From the vehicle energy efficiency department: today President Obama announced a new fuel efficiency standard for motor vehicles. The Corporate Average Fuel Economy or CAFE standard, developed by the Environmental Protection Agency and the Department of Transportation after input from stakeholders, sets a fleet-wide average standard of 54.5 miles per gallon by 2025. According to the White House, this standard will save consumers money – $8,000 per vehicle – while also reducing greenhouse gas emissions by 6 billion metric tons and and oil consumption by 2.2 million barrels a day by 2025.
This fuel economy standard raises the bar significantly.
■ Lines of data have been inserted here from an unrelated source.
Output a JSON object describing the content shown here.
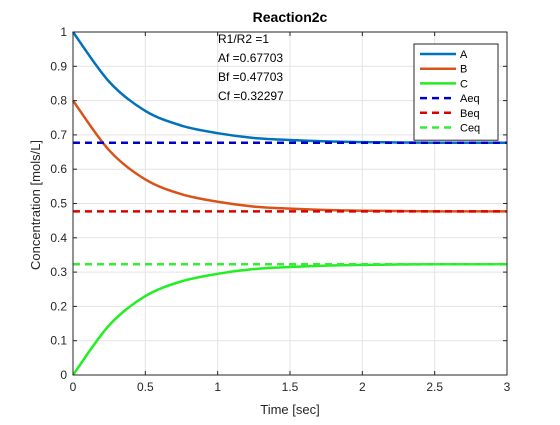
{
  "chart_data": {
    "type": "line",
    "title": "Reaction2c",
    "xlabel": "Time [sec]",
    "ylabel": "Concentration [mols/L]",
    "xlim": [
      0,
      3
    ],
    "ylim": [
      0,
      1
    ],
    "grid": true,
    "legend_position": "top-right",
    "x_ticks": [
      "0",
      "0.5",
      "1",
      "1.5",
      "2",
      "2.5",
      "3"
    ],
    "y_ticks": [
      "0",
      "0.1",
      "0.2",
      "0.3",
      "0.4",
      "0.5",
      "0.6",
      "0.7",
      "0.8",
      "0.9",
      "1"
    ],
    "annotation": [
      "R1/R2 =1",
      "Af =0.67703",
      "Bf =0.47703",
      "Cf =0.32297"
    ],
    "x": [
      0,
      0.25,
      0.5,
      0.75,
      1,
      1.25,
      1.5,
      1.75,
      2,
      2.25,
      2.5,
      2.75,
      3
    ],
    "series": [
      {
        "name": "A",
        "style": "solid",
        "color": "#0072BD",
        "values": [
          1,
          0.855,
          0.77,
          0.727,
          0.705,
          0.691,
          0.685,
          0.681,
          0.679,
          0.678,
          0.677,
          0.677,
          0.677
        ]
      },
      {
        "name": "B",
        "style": "solid",
        "color": "#D95319",
        "values": [
          0.8,
          0.655,
          0.57,
          0.527,
          0.505,
          0.491,
          0.485,
          0.481,
          0.479,
          0.478,
          0.477,
          0.477,
          0.477
        ]
      },
      {
        "name": "C",
        "style": "solid",
        "color": "#22EE22",
        "values": [
          0,
          0.145,
          0.23,
          0.273,
          0.295,
          0.309,
          0.315,
          0.319,
          0.321,
          0.322,
          0.323,
          0.323,
          0.323
        ]
      },
      {
        "name": "Aeq",
        "style": "dashed",
        "color": "#0000CC",
        "values": [
          0.677,
          0.677,
          0.677,
          0.677,
          0.677,
          0.677,
          0.677,
          0.677,
          0.677,
          0.677,
          0.677,
          0.677,
          0.677
        ]
      },
      {
        "name": "Beq",
        "style": "dashed",
        "color": "#DD0000",
        "values": [
          0.477,
          0.477,
          0.477,
          0.477,
          0.477,
          0.477,
          0.477,
          0.477,
          0.477,
          0.477,
          0.477,
          0.477,
          0.477
        ]
      },
      {
        "name": "Ceq",
        "style": "dashed",
        "color": "#33EE33",
        "values": [
          0.323,
          0.323,
          0.323,
          0.323,
          0.323,
          0.323,
          0.323,
          0.323,
          0.323,
          0.323,
          0.323,
          0.323,
          0.323
        ]
      }
    ]
  }
}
Existing fuel economy rules require cars and light-duty trucks to average 35.5 mpg by 2016.
Meeting today’s stepped-up fuel efficiency standards may not be easy for auto manufacturers, so it is notable that the standard has won the support of leading vehicle makers. Two compromises may have won automakers over.
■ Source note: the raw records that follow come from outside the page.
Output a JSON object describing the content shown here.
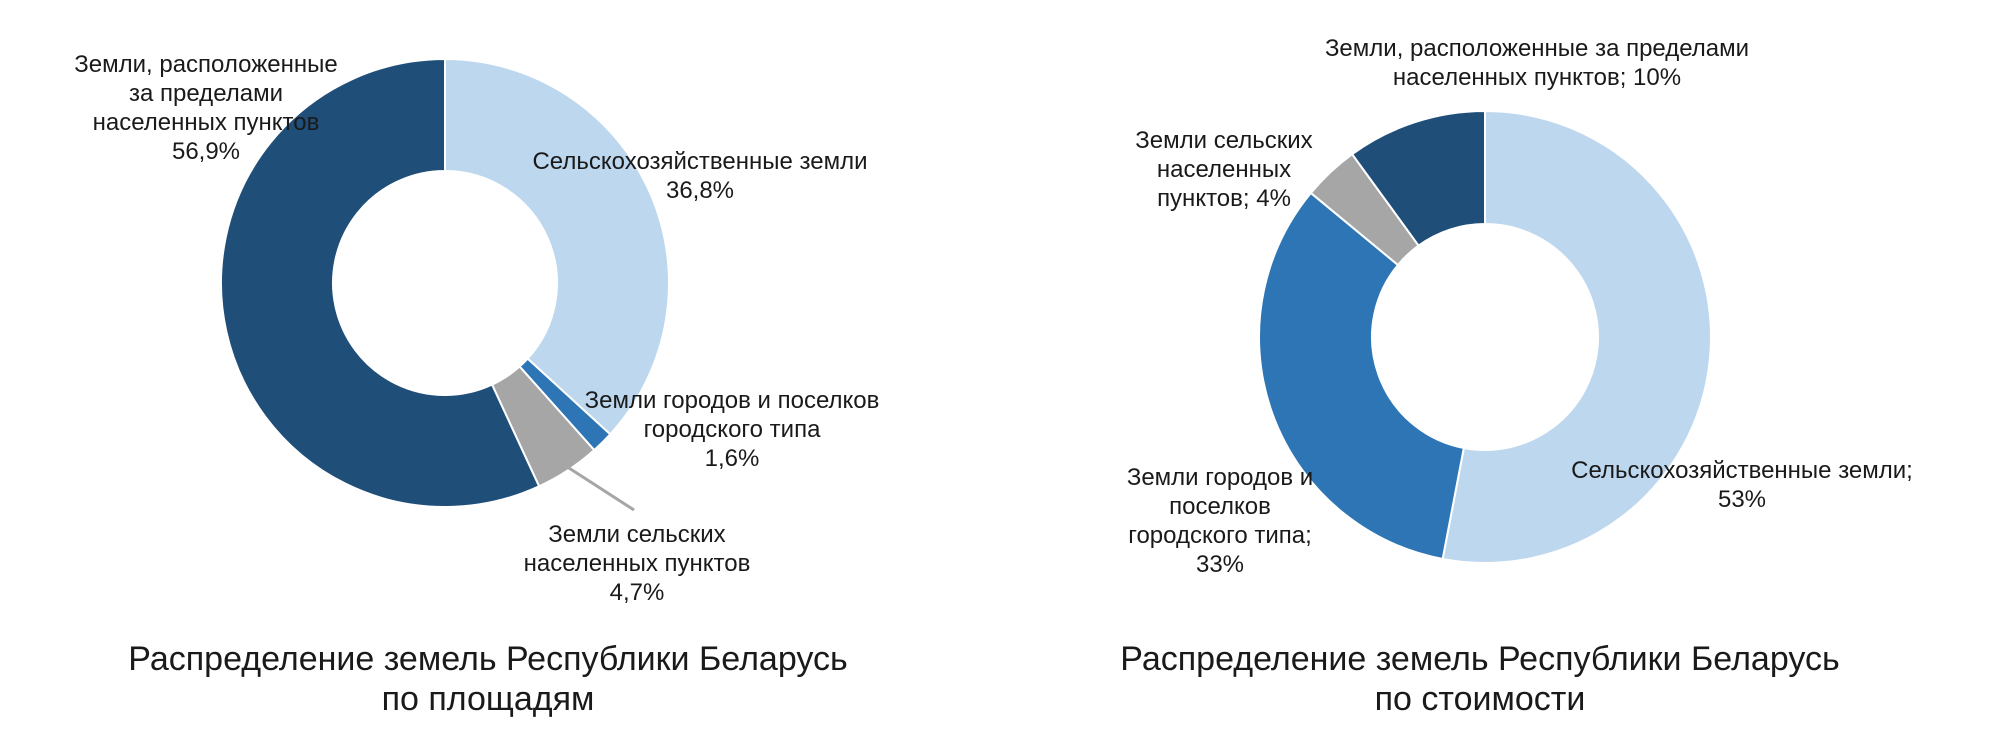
{
  "chart_data": [
    {
      "type": "pie",
      "title_lines": [
        "Распределение земель Республики Беларусь",
        "по площадям"
      ],
      "slices": [
        {
          "label_lines": [
            "Сельскохозяйственные земли",
            "36,8%"
          ],
          "value": 36.8,
          "color": "#bdd7ee"
        },
        {
          "label_lines": [
            "Земли городов и поселков",
            "городского типа",
            "1,6%"
          ],
          "value": 1.6,
          "color": "#2e75b6"
        },
        {
          "label_lines": [
            "Земли сельских",
            "населенных пунктов",
            "4,7%"
          ],
          "value": 4.7,
          "color": "#a6a6a6"
        },
        {
          "label_lines": [
            "Земли, расположенные",
            "за пределами",
            "населенных пунктов",
            "56,9%"
          ],
          "value": 56.9,
          "color": "#1f4e79"
        }
      ]
    },
    {
      "type": "pie",
      "title_lines": [
        "Распределение земель Республики Беларусь",
        "по стоимости"
      ],
      "slices": [
        {
          "label_lines": [
            "Сельскохозяйственные земли;",
            "53%"
          ],
          "value": 53,
          "color": "#bdd7ee"
        },
        {
          "label_lines": [
            "Земли городов и",
            "поселков",
            "городского типа;",
            "33%"
          ],
          "value": 33,
          "color": "#2e75b6"
        },
        {
          "label_lines": [
            "Земли сельских",
            "населенных",
            "пунктов; 4%"
          ],
          "value": 4,
          "color": "#a6a6a6"
        },
        {
          "label_lines": [
            "Земли, расположенные за пределами",
            "населенных пунктов; 10%"
          ],
          "value": 10,
          "color": "#1f4e79"
        }
      ]
    }
  ]
}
First, while 54.5 mpg is significantly higher than the current CAFE standard, it is nevertheless lower than either the 60 mpg promoted by environmental groups or the 56.2 mpg initially proposed by the administration.
Second, the agreement includes incentives and credits for advanced vehicles and technologies that reduce emissions. EPA and the National Highway Traffic Safety Administration are considering incentive programs for market-changing technologies such as plug-in hybrid electric vehicles, fuel cell-based vehicles, and compressed natural gas (CNG) vehicles.
These incentive programs will follow on the heels of other federal grant programs for advanced vehicle efficiency R&D and commercialization, such as the $184 million Department of Energy research and development program announced last December.